Mononucleosis in children can appear as early as 6 months of age, although it is rare. In most cases, there are no dangers or complications.
Mononucleosis in children: Everything you should know

Mononucleosis in children under the age of 15 is not very common, but it can occur occasionally. This disease usually occurs in people who are between 15 and 25 years old,  although it can occur in people outside this age limit.

Since it is a contagious disease, it is not easy to stop the spread of mononucleosis in children, especially if they are young. This disease can occur at the age of 6 months, although it is more serious if a young person or adult gets it.

What is mononucleosis in children?

It is a contagious disease, almost always benign, which usually disappears on its own. It usually affects school-age children, adolescents and young adults. Mononucleosis in preschool children is not very common, and if it does occur, it rarely has symptoms.

Researchers estimate that 95% of adults between the ages of 35 and 40 have already been infected with this disease at some point in their lives. Some do not even know it, as there are types without symptoms that go unnoticed. However, the virus remains in the body in a dormant state.

Mononucleosis in children is more common in areas of poor hygiene, which promotes the spread of the infectious substance. In general  , people only suffer from it once in a lifetime. Despite this, the virus can be reactivated, especially in people undergoing a transplant.

Girl's throat is checked for mononucleosis in children

How to get it?

Mononucleosis is also known as kissing disease or mono.
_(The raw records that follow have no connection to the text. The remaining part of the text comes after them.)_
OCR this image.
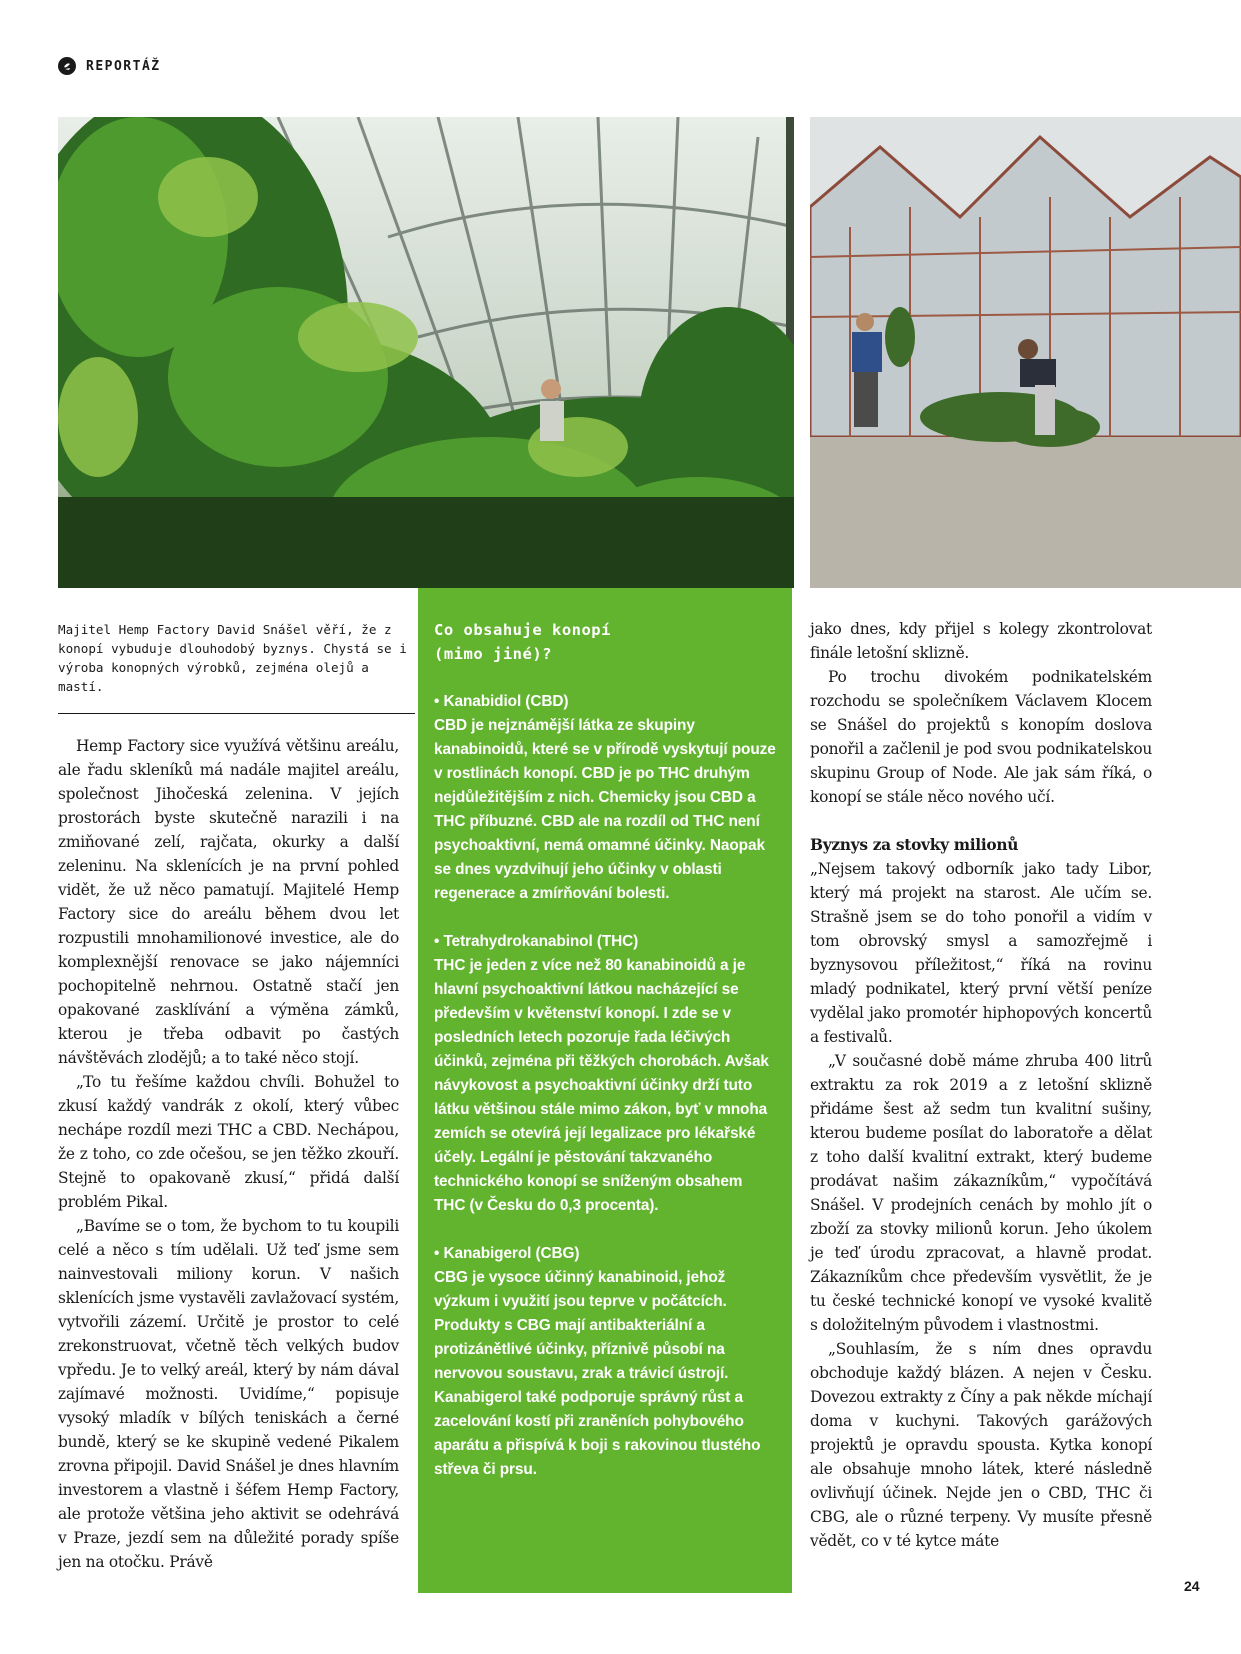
REPORTÁŽ

Majitel Hemp Factory David Snášel věří, že z konopí vybuduje dlouhodobý byznys. Chystá se i výroba konopných výrobků, zejména olejů a mastí.

Hemp Factory sice využívá většinu areálu, ale řadu skleníků má nadále majitel areálu, společnost Jihočeská zelenina. V jejích prostorách byste skutečně narazili i na zmiňované zelí, rajčata, okurky a další zeleninu. Na sklenících je na první pohled vidět, že už něco pamatují. Majitelé Hemp Factory sice do areálu během dvou let rozpustili mnohamilionové investice, ale do komplexnější renovace se jako nájemníci pochopitelně nehrnou. Ostatně stačí jen opakované zasklívání a výměna zámků, kterou je třeba odbavit po častých návštěvách zlodějů; a to také něco stojí.

„To tu řešíme každou chvíli. Bohužel to zkusí každý vandrák z okolí, který vůbec nechápe rozdíl mezi THC a CBD. Nechápou, že z toho, co zde očešou, se jen těžko zkouří. Stejně to opakovaně zkusí,“ přidá další problém Pikal.

„Bavíme se o tom, že bychom to tu koupili celé a něco s tím udělali. Už teď jsme sem nainvestovali miliony korun. V našich sklenících jsme vystavěli zavlažovací systém, vytvořili zázemí. Určitě je prostor to celé zrekonstruovat, včetně těch velkých budov vpředu. Je to velký areál, který by nám dával zajímavé možnosti. Uvidíme,“ popisuje vysoký mladík v bílých teniskách a černé bundě, který se ke skupině vedené Pikalem zrovna připojil. David Snášel je dnes hlavním investorem a vlastně i šéfem Hemp Factory, ale protože většina jeho aktivit se odehrává v Praze, jezdí sem na důležité porady spíše jen na otočku. Právě

Co obsahuje konopí
(mimo jiné)?

• Kanabidiol (CBD)

CBD je nejznámější látka ze skupiny kanabinoidů, které se v přírodě vyskytují pouze v rostlinách konopí. CBD je po THC druhým nejdůležitějším z nich. Chemicky jsou CBD a THC příbuzné. CBD ale na rozdíl od THC není psychoaktivní, nemá omamné účinky. Naopak se dnes vyzdvihují jeho účinky v oblasti regenerace a zmírňování bolesti.

• Tetrahydrokanabinol (THC)

THC je jeden z více než 80 kanabinoidů a je hlavní psychoaktivní látkou nacházející se především v květenství konopí. I zde se v posledních letech pozoruje řada léčivých účinků, zejména při těžkých chorobách. Avšak návykovost a psychoaktivní účinky drží tuto látku většinou stále mimo zákon, byť v mnoha zemích se otevírá její legalizace pro lékařské účely. Legální je pěstování takzvaného technického konopí se sníženým obsahem THC (v Česku do 0,3 procenta).

• Kanabigerol (CBG)

CBG je vysoce účinný kanabinoid, jehož výzkum i využití jsou teprve v počátcích. Produkty s CBG mají antibakteriální a protizánětlivé účinky, příznivě působí na nervovou soustavu, zrak a trávicí ústrojí. Kanabigerol také podporuje správný růst a zacelování kostí při zraněních pohybového aparátu a přispívá k boji s rakovinou tlustého střeva či prsu.

jako dnes, kdy přijel s kolegy zkontrolovat finále letošní sklizně.

Po trochu divokém podnikatelském rozchodu se společníkem Václavem Klocem se Snášel do projektů s konopím doslova ponořil a začlenil je pod svou podnikatelskou skupinu Group of Node. Ale jak sám říká, o konopí se stále něco nového učí.

Byznys za stovky milionů

„Nejsem takový odborník jako tady Libor, který má projekt na starost. Ale učím se. Strašně jsem se do toho ponořil a vidím v tom obrovský smysl a samozřejmě i byznysovou příležitost,“ říká na rovinu mladý podnikatel, který první větší peníze vydělal jako promotér hiphopových koncertů a festivalů.

„V současné době máme zhruba 400 litrů extraktu za rok 2019 a z letošní sklizně přidáme šest až sedm tun kvalitní sušiny, kterou budeme posílat do laboratoře a dělat z toho další kvalitní extrakt, který budeme prodávat našim zákazníkům,“ vypočítává Snášel. V prodejních cenách by mohlo jít o zboží za stovky milionů korun. Jeho úkolem je teď úrodu zpracovat, a hlavně prodat. Zákazníkům chce především vysvětlit, že je tu české technické konopí ve vysoké kvalitě s doložitelným původem i vlastnostmi.

„Souhlasím, že s ním dnes opravdu obchoduje každý blázen. A nejen v Česku. Dovezou extrakty z Číny a pak někde míchají doma v kuchyni. Takových garážových projektů je opravdu spousta. Kytka konopí ale obsahuje mnoho látek, které následně ovlivňují účinek. Nejde jen o CBD, THC či CBG, ale o různé terpeny. Vy musíte přesně vědět, co v té kytce máte

24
Although a kiss can be the path to infection, it is not always transmitted in this way. Like other viral diseases  , it is spread through saliva.
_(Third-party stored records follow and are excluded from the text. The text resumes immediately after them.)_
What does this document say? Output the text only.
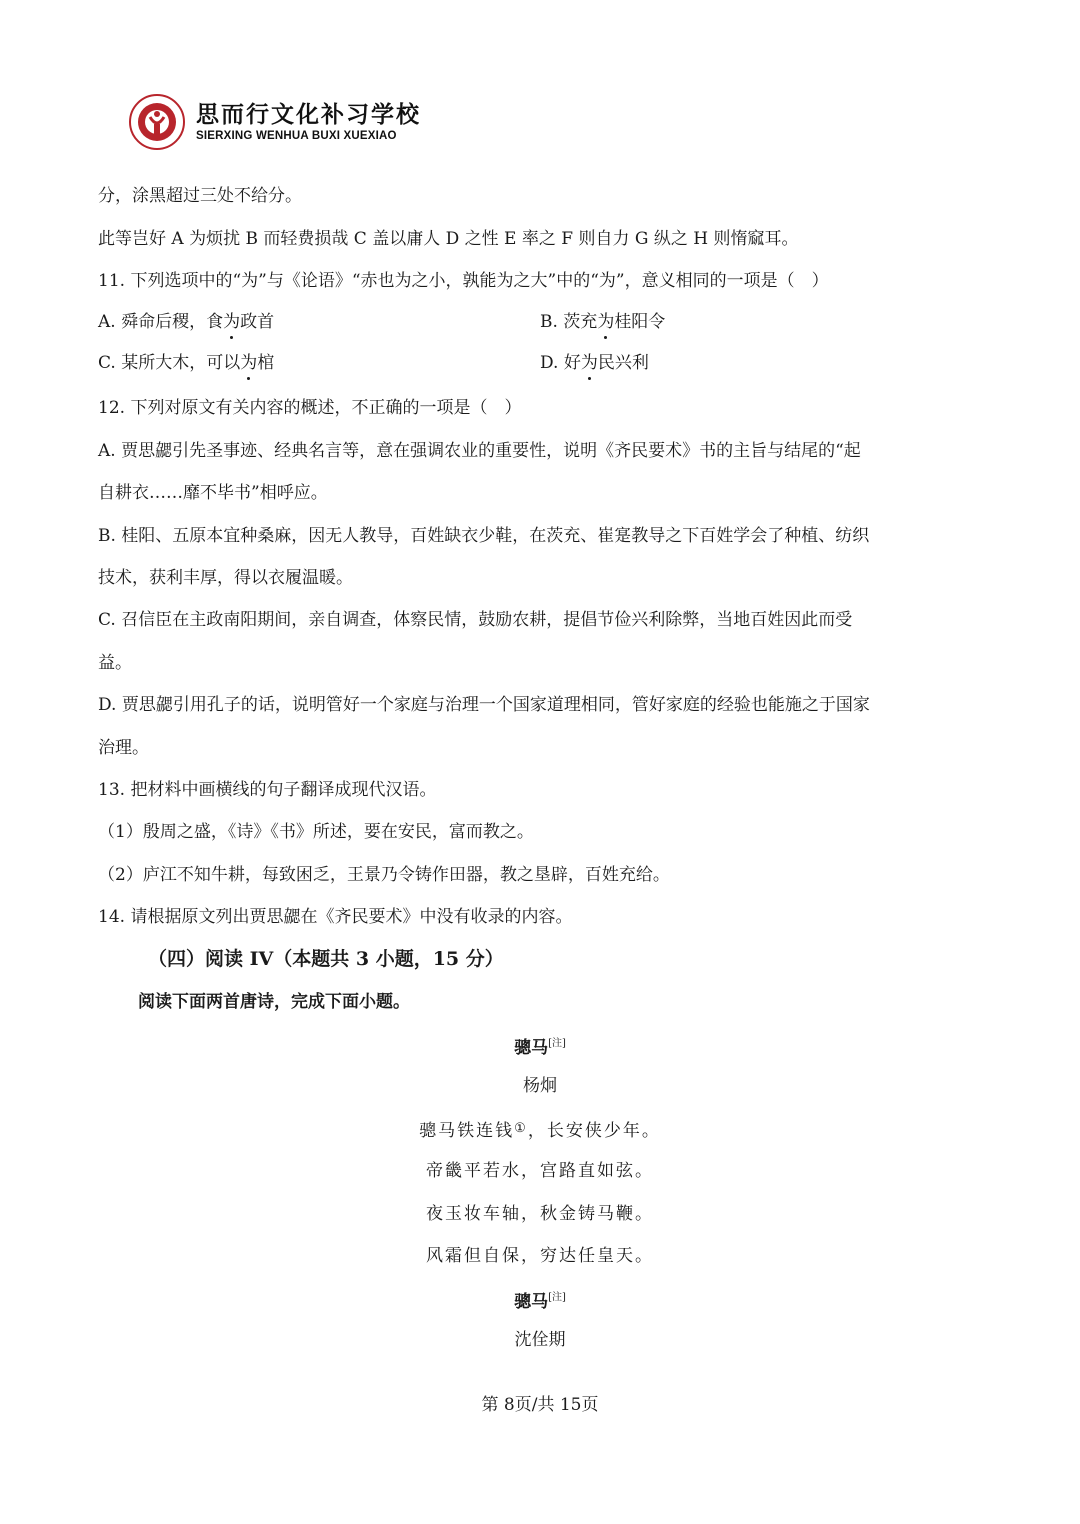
思而行文化补习学校
SIERXING WENHUA BUXI XUEXIAO
分，涂黑超过三处不给分。
此等岂好 A 为烦扰 B 而轻费损哉 C 盖以庸人 D 之性 E 率之 F 则自力 G 纵之 H 则惰窳耳。
11. 下列选项中的“为”与《论语》“赤也为之小，孰能为之大”中的“为”，意义相同的一项是（　）
A. 舜命后稷，食为政首	B. 茨充为桂阳令
C. 某所大木，可以为棺	D. 好为民兴利
12. 下列对原文有关内容的概述，不正确的一项是（　）
A. 贾思勰引先圣事迹、经典名言等，意在强调农业的重要性，说明《齐民要术》书的主旨与结尾的“起
自耕衣……靡不毕书”相呼应。
B. 桂阳、五原本宜种桑麻，因无人教导，百姓缺衣少鞋，在茨充、崔寔教导之下百姓学会了种植、纺织
技术，获利丰厚，得以衣履温暖。
C. 召信臣在主政南阳期间，亲自调查，体察民情，鼓励农耕，提倡节俭兴利除弊，当地百姓因此而受
益。
D. 贾思勰引用孔子的话，说明管好一个家庭与治理一个国家道理相同，管好家庭的经验也能施之于国家
治理。
13. 把材料中画横线的句子翻译成现代汉语。
（1）殷周之盛，《诗》《书》所述，要在安民，富而教之。
（2）庐江不知牛耕，每致困乏，王景乃令铸作田器，教之垦辟，百姓充给。
14. 请根据原文列出贾思勰在《齐民要术》中没有收录的内容。
（四）阅读 IV（本题共 3 小题，15 分）
阅读下面两首唐诗，完成下面小题。
骢马[注]
杨炯
骢马铁连钱①，长安侠少年。
帝畿平若水，宫路直如弦。
夜玉妆车轴，秋金铸马鞭。
风霜但自保，穷达任皇天。
骢马[注]
沈佺期
第 8页/共 15页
This means that coughing, sneezing and generally close contact facilitate the transmission. Objects that contain saliva can also spread it. Children tend to share straws, water bottles and food, which is a risk factor.
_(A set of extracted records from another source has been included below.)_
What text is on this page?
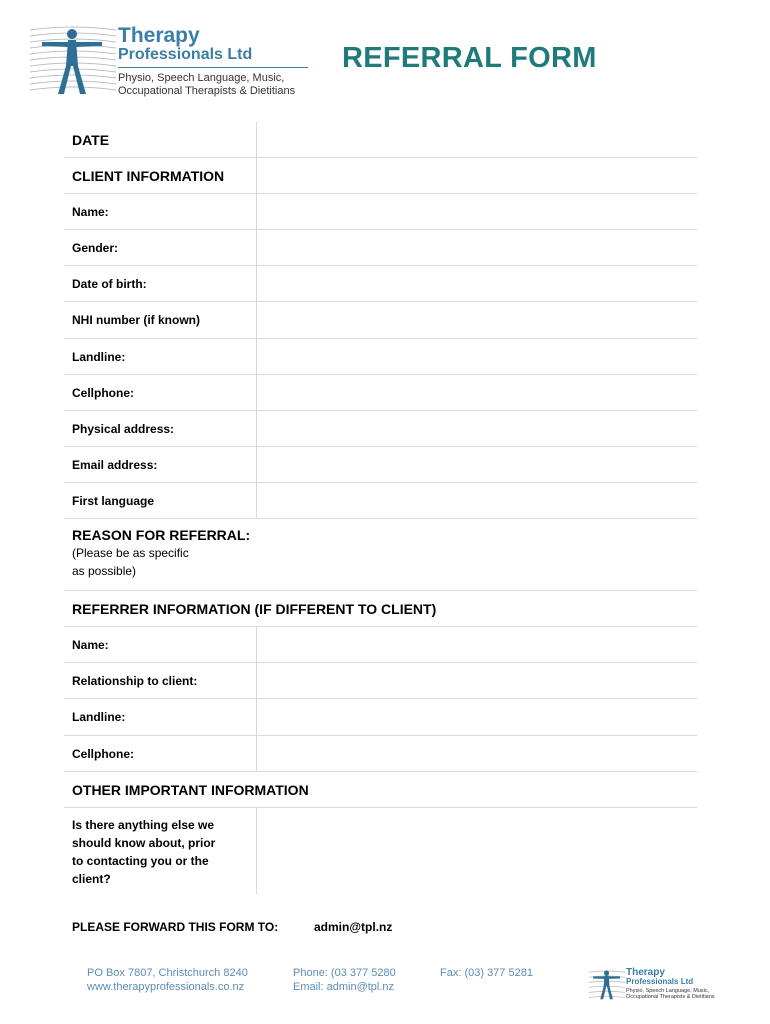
Therapy
Professionals Ltd
Physio, Speech Language, Music,
Occupational Therapists & Dietitians
REFERRAL FORM
DATE
CLIENT INFORMATION
Name:
Gender:
Date of birth:
NHI number (if known)
Landline:
Cellphone:
Physical address:
Email address:
First language
REASON FOR REFERRAL:
(Please be as specific
as possible)
REFERRER INFORMATION (IF DIFFERENT TO CLIENT)
Name:
Relationship to client:
Landline:
Cellphone:
OTHER IMPORTANT INFORMATION
Is there anything else we
should know about, prior
to contacting you or the
client?
PLEASE FORWARD THIS FORM TO:	admin@tpl.nz
PO Box 7807, Christchurch 8240
www.therapyprofessionals.co.nz
Phone: (03 377 5280
Email: admin@tpl.nz
Fax: (03) 377 5281	Therapy
Professionals Ltd
Physio, Speech Language, Music,
Occupational Therapists & Dietitians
Mononucleosis is in 90% of cases caused by Epstein-Barr virus. Cytomegalovirus  causes 7% of infections. The origin in the remaining percentage is  toxoplasma gondii.

Epsein-Barr virus (EBV) belongs to the same family as herpes, and as is often the case with this type of microorganism, it can remain in the body for a long time in a dormant state without causing any symptoms. However, a person without symptoms can spread the disease.

Symptoms of mononucleosis in children

It is very rare for young children to show symptoms of this disease or that the cases are severe. If there are any symptoms, the most common are as follows:

  • Fever.
  • Sore throat.
  • White spots on the back of the throat.
  • Swollen lymph nodes in the neck, groin and armpit.
  • A feeling of tiredness or exhaustion.

In some cases, these symptoms may be accompanied by others such as tremors, headache, swollen eyelids and inflammation of the liver or spleen. In the long run, anemia is a more symptomatic complication that can come from the infection.

Mononucleosis in children can lead to very serious complications, but it is rare. It can cause meningitis, Guillain-Barré syndrome, myocarditis, low platelet count and orchitis. In very rare cases, it causes liver failure.

Girl gets her fever checked with a thermometer

What should be done before diagnosis?

There are no specific vaccines or drugs to treat mononucleosis. The treatment therefore focuses on relieving the symptoms.

Typically, the disease resolves on its own within three to four weeks. Some symptoms such as fatigue and fever may last for another week.

The doctor will decide which medicines the child should take. They usually use analgesics and anti-inflammatory drugs. If complications occur, they can also be given corticosteroids depending on the case.

It is best to keep the child separate from other people and ensure that they drink plenty of water and rest,  especially in the acute phase of the disease. They should avoid contact sports and physical activity for at least three weeks.